The most used muscles in this group are the hamstrings. These muscles are found in your thighs and are most crucial when lifting your legs. A ballet based workout might include the plié, the jeté, and leg circles are great for engaging these muscles. Meanwhile, you should reserve your quadriceps for jumping. The saute is an example of a ballet jump.
Hips and Glutes
Your hips and glutes support you while you dance, so strengthening them during a ballet class in Singapore is essential. Strengthen these muscles by constantly working on the proper ballet form. You almost always use your glutes and hip sockets in ballet since they’re crucial for turning your legs. Ballet dancers use their hips and glutes for spinning, extending, and jumping. You can perform a good tendu back or arabesque with solid glutes.
One overlooked muscle is the gracilis or the ‘groin’ muscle. Make sure to engage this muscle when you turn out or hold up your rétiré position. This muscle provides further support for your movements.
Lower Leg Muscles
The lower leg muscles refer to your calves and feet, which are essential for spins and jumps in a ballet dancer workout. These muscles are a core aspect of the pointe technique that ballet dancers are known for performing. Ballet dancers also rely on their strength to push them up the air during jumps and soften their landings.

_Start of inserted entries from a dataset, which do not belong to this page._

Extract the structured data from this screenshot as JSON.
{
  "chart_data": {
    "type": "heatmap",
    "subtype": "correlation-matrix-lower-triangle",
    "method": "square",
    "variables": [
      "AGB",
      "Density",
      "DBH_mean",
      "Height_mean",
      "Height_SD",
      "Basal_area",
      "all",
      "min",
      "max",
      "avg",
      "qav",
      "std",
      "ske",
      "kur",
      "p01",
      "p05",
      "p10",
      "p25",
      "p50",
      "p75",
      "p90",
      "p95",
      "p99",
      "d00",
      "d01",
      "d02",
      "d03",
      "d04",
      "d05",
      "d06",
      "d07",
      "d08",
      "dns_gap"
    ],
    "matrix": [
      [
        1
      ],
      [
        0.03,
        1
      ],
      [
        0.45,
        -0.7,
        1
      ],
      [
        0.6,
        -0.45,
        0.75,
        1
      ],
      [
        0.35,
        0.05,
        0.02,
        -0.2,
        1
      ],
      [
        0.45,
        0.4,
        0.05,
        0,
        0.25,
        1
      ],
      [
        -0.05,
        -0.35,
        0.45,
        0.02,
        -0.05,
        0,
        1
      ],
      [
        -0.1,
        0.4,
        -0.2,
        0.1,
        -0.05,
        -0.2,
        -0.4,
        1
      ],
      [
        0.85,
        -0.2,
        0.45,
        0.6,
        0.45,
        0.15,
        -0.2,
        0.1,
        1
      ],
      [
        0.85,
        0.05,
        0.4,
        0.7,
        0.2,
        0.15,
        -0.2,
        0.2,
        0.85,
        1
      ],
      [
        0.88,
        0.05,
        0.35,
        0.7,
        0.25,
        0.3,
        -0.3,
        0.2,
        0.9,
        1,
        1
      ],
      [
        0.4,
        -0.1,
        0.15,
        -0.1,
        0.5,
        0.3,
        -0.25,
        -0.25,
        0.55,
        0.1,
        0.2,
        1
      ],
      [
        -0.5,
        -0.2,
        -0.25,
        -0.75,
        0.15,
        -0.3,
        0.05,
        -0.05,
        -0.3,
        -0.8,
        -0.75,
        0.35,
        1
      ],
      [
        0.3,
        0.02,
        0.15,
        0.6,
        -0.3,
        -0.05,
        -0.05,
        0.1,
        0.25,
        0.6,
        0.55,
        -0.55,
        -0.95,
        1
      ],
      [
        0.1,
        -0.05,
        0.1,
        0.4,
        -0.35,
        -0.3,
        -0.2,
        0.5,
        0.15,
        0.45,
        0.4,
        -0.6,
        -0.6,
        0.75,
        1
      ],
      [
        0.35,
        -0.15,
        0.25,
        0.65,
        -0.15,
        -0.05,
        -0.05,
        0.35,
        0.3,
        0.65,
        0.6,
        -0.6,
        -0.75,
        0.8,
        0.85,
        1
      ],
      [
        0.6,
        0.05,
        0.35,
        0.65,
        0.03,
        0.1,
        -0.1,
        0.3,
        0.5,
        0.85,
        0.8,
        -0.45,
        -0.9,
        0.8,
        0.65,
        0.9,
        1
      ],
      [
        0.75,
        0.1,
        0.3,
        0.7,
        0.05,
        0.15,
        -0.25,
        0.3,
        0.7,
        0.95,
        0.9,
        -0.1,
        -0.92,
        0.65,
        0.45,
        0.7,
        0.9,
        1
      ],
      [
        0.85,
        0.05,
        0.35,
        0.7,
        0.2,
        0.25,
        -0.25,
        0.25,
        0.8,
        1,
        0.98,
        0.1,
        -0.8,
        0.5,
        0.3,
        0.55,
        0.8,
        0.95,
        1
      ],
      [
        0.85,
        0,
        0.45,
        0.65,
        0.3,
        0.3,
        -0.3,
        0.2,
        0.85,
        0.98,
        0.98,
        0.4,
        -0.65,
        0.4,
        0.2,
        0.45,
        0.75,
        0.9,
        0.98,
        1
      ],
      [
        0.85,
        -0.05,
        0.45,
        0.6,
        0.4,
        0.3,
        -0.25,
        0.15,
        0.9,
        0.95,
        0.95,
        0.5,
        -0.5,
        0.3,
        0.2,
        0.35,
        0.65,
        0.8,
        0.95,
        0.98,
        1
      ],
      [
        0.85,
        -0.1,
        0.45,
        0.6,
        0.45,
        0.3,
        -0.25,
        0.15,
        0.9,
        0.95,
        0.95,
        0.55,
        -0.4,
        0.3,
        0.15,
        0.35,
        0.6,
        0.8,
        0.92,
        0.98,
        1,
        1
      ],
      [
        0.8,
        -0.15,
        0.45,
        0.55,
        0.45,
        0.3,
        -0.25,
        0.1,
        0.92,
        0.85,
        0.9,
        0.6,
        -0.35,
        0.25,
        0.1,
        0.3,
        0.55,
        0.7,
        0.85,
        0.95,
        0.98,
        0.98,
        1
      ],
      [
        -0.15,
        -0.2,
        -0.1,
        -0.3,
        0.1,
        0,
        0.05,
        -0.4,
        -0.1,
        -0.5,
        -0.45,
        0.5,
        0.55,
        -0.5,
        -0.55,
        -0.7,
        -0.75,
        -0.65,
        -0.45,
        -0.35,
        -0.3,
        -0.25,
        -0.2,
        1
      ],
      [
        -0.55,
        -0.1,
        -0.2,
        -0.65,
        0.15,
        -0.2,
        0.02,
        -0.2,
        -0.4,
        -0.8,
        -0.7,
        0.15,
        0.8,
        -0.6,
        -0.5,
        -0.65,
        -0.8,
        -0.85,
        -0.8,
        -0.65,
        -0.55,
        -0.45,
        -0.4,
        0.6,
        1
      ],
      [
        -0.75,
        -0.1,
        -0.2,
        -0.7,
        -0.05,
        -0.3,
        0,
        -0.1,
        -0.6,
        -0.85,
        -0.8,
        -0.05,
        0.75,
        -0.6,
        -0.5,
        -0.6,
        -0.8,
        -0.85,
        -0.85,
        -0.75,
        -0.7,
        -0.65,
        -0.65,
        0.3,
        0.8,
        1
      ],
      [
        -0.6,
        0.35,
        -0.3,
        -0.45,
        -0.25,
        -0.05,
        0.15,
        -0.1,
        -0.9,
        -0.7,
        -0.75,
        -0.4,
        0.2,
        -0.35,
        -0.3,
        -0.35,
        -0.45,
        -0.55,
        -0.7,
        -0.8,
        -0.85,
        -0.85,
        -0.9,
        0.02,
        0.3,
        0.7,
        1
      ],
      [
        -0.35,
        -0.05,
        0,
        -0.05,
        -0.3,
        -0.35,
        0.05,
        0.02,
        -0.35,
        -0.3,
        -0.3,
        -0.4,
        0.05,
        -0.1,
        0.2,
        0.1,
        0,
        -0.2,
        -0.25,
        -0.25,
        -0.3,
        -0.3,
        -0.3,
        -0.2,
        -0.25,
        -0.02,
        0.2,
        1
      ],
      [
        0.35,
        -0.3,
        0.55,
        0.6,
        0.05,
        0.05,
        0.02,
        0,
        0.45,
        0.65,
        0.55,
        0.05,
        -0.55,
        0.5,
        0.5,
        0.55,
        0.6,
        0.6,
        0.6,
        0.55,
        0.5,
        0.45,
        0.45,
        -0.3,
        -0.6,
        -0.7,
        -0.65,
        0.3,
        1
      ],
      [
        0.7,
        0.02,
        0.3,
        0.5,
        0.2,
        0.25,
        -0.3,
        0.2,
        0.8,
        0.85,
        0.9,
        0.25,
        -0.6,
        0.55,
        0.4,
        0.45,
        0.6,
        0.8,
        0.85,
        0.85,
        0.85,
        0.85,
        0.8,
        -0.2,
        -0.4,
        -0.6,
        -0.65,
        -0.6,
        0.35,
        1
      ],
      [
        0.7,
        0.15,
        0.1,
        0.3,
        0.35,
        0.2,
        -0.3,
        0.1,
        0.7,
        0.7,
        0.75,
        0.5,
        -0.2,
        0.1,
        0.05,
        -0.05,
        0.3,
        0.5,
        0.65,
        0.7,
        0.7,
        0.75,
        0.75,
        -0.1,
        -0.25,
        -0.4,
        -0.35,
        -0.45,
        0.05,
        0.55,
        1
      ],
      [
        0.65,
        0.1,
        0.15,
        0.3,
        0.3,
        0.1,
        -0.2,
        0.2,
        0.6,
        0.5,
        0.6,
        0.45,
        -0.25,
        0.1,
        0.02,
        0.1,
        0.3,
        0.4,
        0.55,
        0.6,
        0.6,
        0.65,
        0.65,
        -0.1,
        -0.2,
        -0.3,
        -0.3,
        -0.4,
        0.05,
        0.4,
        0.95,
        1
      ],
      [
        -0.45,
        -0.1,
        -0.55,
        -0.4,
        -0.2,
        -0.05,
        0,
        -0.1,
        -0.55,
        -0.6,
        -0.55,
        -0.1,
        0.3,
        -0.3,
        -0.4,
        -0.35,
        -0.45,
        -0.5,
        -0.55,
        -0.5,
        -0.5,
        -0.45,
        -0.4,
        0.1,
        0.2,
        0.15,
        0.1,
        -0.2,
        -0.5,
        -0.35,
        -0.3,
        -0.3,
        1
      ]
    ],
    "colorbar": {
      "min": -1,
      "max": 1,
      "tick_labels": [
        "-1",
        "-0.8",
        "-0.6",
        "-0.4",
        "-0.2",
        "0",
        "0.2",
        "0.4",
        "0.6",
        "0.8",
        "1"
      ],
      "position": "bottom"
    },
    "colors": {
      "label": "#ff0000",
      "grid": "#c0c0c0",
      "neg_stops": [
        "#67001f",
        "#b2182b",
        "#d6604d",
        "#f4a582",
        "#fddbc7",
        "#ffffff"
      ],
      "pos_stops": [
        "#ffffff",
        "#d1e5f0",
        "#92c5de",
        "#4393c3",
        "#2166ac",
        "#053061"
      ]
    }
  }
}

You might often find yourself at the barre during a ballet class in Singapore. The barre is the long handrail attached to the walls of ballet practice rooms, used by dancers to keep their balance. Hold onto the barre when you practise the releve. The releve is a dance movement involving rising on the balls of your feet, strengthening your calves, feet, and ankles.
Back and Core
The back and core may not be the showiest aspect of ballet, but they’re essential for overall balance and stability. These muscles keep you stable during every pose, jump, and turn. Strengthening your back and core also prevents injuries caused by a ballet based workout. Pliés are great exercises for strengthening your core, especially if you add weights.